Se um heterossexual, mesmo com a desculpa da excitação genésica incontrolável, ostentasse em público um décimo do que os gays ali se permitiam em matéria de impudência e de mau-gosto, seria imediatamente preso por atentado ao pudor. Não há rua ou praça da cidade onde casais de homem e mulher possam se entregar livremente ao lúbrico agarra-agarra que ali se impõe como espetáculo obrigatório ao transeunte. Muito menos onde possam fazê-lo sob a proteção da autoridade, pronta a dar voz de prisão a quem ouse perturbar seus afazeres eróticos. O que D. Stella Goldenstein pretende conceder aos gays não é um direito: é um odioso privilégio de casta.
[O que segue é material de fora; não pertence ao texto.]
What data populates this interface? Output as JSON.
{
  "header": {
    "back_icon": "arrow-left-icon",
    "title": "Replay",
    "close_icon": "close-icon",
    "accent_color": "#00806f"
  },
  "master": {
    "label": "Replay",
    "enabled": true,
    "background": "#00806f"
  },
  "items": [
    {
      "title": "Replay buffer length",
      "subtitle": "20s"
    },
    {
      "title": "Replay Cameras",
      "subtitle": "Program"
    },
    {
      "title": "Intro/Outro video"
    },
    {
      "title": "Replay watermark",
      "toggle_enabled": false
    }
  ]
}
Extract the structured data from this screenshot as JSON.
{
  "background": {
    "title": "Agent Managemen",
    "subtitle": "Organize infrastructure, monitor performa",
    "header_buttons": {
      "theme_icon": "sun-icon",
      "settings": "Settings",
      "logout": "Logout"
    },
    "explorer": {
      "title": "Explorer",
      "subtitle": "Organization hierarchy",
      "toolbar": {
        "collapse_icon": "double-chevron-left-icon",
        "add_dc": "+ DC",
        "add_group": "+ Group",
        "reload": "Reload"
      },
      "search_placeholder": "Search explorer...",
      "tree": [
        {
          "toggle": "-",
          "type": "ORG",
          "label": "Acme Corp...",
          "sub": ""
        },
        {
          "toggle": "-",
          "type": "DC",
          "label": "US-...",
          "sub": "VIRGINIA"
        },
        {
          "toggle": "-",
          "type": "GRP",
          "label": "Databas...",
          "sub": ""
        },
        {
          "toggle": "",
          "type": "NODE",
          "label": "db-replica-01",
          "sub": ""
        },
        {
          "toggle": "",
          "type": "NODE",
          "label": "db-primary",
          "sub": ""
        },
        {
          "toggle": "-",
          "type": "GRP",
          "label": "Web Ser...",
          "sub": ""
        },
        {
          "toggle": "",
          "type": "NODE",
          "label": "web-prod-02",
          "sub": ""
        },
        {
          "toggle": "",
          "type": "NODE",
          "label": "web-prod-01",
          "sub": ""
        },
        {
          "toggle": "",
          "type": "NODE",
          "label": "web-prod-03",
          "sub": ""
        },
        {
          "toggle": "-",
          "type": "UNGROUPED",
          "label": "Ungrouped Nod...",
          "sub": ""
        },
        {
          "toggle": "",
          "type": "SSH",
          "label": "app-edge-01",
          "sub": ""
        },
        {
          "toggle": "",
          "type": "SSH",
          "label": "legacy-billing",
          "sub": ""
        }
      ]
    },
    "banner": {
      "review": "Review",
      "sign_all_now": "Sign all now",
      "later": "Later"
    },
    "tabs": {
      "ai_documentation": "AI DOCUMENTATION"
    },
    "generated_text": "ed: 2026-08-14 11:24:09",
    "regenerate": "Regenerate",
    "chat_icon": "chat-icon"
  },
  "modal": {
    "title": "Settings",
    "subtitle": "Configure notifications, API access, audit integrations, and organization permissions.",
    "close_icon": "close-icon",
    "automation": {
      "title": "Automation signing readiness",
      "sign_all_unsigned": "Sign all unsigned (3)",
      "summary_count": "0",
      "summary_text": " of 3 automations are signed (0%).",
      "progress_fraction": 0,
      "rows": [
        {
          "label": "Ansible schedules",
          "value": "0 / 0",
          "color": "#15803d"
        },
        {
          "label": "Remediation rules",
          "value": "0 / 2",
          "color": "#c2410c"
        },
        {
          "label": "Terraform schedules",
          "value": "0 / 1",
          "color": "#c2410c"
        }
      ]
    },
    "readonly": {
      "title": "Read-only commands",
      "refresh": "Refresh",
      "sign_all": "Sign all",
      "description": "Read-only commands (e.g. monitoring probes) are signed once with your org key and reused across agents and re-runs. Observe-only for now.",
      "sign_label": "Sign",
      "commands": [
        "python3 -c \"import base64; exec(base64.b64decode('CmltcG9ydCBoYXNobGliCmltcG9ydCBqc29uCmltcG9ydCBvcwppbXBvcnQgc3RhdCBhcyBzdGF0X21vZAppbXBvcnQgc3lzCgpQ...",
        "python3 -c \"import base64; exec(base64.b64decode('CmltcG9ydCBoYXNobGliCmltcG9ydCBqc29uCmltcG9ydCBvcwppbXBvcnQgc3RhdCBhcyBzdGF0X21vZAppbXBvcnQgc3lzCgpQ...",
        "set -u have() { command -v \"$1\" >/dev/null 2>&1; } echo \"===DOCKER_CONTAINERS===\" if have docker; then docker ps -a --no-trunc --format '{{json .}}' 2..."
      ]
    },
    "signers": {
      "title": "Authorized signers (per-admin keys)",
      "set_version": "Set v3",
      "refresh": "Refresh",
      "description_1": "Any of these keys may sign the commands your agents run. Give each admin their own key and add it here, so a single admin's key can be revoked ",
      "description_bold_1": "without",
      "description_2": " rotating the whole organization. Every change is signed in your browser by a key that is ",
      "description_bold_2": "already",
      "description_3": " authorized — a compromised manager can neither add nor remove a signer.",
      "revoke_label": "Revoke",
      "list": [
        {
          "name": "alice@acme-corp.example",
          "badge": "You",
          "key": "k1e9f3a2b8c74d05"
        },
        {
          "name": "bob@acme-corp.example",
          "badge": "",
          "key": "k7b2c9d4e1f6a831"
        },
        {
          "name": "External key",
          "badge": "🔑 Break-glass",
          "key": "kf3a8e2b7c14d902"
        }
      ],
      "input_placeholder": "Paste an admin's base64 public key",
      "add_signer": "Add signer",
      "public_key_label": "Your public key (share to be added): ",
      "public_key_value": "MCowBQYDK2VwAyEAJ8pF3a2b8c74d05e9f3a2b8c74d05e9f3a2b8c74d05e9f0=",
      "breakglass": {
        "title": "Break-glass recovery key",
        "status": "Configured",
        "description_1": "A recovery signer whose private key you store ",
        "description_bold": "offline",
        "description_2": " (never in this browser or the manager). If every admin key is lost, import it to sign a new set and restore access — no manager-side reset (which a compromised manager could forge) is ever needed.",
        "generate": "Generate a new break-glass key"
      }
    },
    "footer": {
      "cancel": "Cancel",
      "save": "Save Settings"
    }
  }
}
Não é preciso dizer que tenho horror a qualquer tipo de opressão moralista, e a coisa mais óbvia do mundo é que ninguém deve ser submetido a constrangimento por conta de preferências sexuais. Porém é igualmente óbvio que o movimento gay não reivindica o simples direito de estar livre de constrangimentos. Exige o direito de constranger a seu belprazer o restante da população, por meio de sua conduta marcada por um exibicionismo histriônico que brota menos da homossexualidade (a qual não tem por que ser menos discreta que qualquer outra afeição erótica) que de uma tática política e publicitária calculada para impor pela agressão psicológica novos padrões de comportamento e sufocar na camisa-de-força da chantagem emocional, da autovitimização fingida, qualquer reação que se esboce contra eles. O primeiro movimento a usar dessa tática foi o fascismo. E funcionou. Em poucos anos os camisas-pretas, que eram alvo de riso, tornaram-se objeto de respeitoso temor. Venceram a discriminação, discriminando o resto do mundo. É o que d. Stella pretende ajudar os gays a fazer, financiando a operação com dinheiro público, se não for detida por um súbito e improvável acesso de bom-senso. Esse acesso poderia ser induzido artificialmente na mente da Sra. secretária pela leitura de “Pink Swastika”, de Scott Lively e Kevin Abraham, que mostra as raízes da prepotência gay na afinidade e longa parceria histórica entre ideologia homossexualista e nazismo. Mas duvido que d. Stella aceite a sugestão de ler esse livro. Há coisas que uma pessoa simplesmente não quer saber. Outras pessoas, no entanto, querem. Um dos autores do livro, Kevin Abraham, quis saber por que raio os ativistas gays, quando não tinham o que responder aos seus argumentos, tratavam de sair da encrenca chamando-o de nazista — logo a ele, um judeu ortodoxo. Ele quis saber por que eles tinham essa obsessão de nazismo. Foi investigar e descobriu. Mas o que ele descobriu talvez seja horrível demais para d. Stella.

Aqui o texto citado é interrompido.